La notion chrétienne des Pères

Les « Pères de l’Église » sont donc d’abord des membres de la hiérarchie épiscopale durant le premier demi-millénaire de notre ère. Mais, si les historiens de l’Église s’intéressent à ces évêques pour déterminer quel fut leur rôle dans le développement du christianisme, la « patrologie » s’attache avant tout à leur œuvre doctrinale. Or, qui dit doctrine, dit enseignement, ou plutôt œuvre littéraire où cette doctrine s’est communiquée. Les Pères, au sens de la patrologie, sont donc des écrivains responsables à un niveau élevé de la transmission de l’enseignement chrétien. Cette définition, plus stricte, est même si catégorique qu’il ne fallut pas obligatoirement être un évêque pour compter, très tôt, parmi la lignée de ces Pères. Car, si la patrologie est un produit scientifique de l’esprit moderne, la notion de « Pères de l’Église » était fixée, elle, dès le ive s. Le moine Vincent de Lérins († v. 450) résumait de façon lapidaire une conception déjà ancienne de son temps lorsqu’il évoquait ces garants de la vraie foi, d’une conduite irréprochable, d’une orthodoxie sans défaillance, au service des Églises et reconnus par tous comme des Pères de la Tradition. La formule Père de l’Église, en termes propres, se lit sans doute pour la première fois chez Eusèbe* de Césarée (v. 265 - v. 340) ; mais l’argument selon lequel des évêques invoquaient l’autorité de certains prédécesseurs en leur donnant ce titre devait être en vogue depuis bien plus longtemps.
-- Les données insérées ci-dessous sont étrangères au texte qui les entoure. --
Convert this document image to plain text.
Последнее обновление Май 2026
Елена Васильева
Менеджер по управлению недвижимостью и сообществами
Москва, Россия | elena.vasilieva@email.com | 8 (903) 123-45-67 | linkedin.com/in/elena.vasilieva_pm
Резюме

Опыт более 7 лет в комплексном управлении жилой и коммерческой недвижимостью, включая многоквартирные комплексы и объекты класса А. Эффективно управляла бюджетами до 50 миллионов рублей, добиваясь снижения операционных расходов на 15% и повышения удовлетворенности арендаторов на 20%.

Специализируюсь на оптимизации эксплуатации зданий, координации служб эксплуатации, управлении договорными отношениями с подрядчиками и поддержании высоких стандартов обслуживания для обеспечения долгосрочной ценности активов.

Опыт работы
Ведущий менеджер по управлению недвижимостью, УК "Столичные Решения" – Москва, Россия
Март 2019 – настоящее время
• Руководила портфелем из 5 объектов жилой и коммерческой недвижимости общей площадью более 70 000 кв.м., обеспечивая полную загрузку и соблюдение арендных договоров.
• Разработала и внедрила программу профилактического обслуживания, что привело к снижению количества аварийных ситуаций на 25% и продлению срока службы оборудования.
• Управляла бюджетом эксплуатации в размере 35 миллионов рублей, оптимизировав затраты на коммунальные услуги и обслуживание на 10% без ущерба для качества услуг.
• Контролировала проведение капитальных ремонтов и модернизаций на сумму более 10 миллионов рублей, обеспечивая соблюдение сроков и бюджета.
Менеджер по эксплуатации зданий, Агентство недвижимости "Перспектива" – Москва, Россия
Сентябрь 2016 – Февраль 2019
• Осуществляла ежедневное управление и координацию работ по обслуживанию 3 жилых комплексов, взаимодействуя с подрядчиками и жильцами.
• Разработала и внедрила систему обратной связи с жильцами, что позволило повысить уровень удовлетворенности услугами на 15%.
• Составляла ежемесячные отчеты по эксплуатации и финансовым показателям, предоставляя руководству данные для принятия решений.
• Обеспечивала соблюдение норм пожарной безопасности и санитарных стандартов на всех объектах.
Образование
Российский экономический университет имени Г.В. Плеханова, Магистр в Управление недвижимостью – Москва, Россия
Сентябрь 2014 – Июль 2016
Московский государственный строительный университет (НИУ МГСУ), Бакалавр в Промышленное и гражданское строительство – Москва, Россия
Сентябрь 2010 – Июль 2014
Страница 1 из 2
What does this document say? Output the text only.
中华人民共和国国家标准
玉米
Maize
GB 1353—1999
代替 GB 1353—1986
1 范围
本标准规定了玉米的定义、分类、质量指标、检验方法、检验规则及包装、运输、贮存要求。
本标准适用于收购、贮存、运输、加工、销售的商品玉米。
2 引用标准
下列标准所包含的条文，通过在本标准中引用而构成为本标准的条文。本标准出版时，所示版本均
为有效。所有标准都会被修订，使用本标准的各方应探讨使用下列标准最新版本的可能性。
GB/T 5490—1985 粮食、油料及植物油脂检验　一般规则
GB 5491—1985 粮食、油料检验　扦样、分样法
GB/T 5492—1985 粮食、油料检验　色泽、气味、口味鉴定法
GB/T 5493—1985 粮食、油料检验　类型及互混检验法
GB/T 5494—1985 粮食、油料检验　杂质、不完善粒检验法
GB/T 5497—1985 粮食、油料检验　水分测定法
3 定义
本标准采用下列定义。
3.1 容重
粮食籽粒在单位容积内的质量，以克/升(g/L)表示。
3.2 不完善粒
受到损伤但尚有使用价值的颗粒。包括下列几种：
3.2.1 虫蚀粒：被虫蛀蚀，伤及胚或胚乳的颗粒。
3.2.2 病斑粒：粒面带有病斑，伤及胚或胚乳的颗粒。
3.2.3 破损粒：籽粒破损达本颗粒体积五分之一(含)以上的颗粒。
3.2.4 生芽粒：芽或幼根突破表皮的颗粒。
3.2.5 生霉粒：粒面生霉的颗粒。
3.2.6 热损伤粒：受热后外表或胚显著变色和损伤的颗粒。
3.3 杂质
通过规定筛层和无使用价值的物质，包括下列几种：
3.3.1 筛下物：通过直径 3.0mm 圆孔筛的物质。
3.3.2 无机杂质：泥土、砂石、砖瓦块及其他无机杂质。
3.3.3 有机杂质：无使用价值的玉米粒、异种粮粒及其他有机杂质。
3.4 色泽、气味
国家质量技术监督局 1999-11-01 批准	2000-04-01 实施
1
Des prêtres ordinaires ou des ascètes non-prêtres appartenaient, en tout cas, au nombre de ces autorités théologiques reconnues par tous dès le moment où le christianisme, ayant acquis droit de cité dans l’Empire, put opérer sa promotion culturelle dans ce cadre.


Une carte de l’âge d’or des Pères

Une rapide esquisse topographique invite à discerner plusieurs traits marquants de cet « âge d’or » des Pères de l’Église, qui court du premier tiers du ive s. jusqu’en la seconde moitié du ve. D’abord apparaît la dispersion des Pères à l’entour de la Méditerranée. Ceux-ci se regroupent, pour une part notable, dans les plus grandes villes de l’Empire, qui étaient aussi les principales métropoles de la chrétienté constantinienne. Et ce fait impose de considérer le christianisme d’alors comme un phénomène essentiellement urbain. Mais le choix des centres où œuvraient les Pères de l’âge d’or est aussi bien l’indice d’une réalité mystique. Jérusalem*, Antioche*, Rome* et Alexandrie*, autant d’Églises qui se concevaient à des titres divers comme des créations de l’apôtre Pierre*. À Jérusalem, celui-ci avait inauguré son ministère au jour de la Pentecôte ; à Antioche, il avait fondé la première grande communauté chrétienne en terre païenne, une Église destinée à devenir le plus intense foyer missionnaire de la foi nouvelle durant au moins deux siècles ; à Rome, il avait scellé son témoignage apostolique dans le sang du martyre, se constituant par là comme la suprême gloire des disciples de l’Évangile en ce lieu ; dans la capitale prestigieuse de l’Égypte, annexée au domaine de l’empereur depuis une centaine d’années à peine, il avait envoyé son disciple immédiat, l’évangéliste Marc, selon une tradition alexandrine qui marqua la politique religieuse de cette Église pour de longs siècles.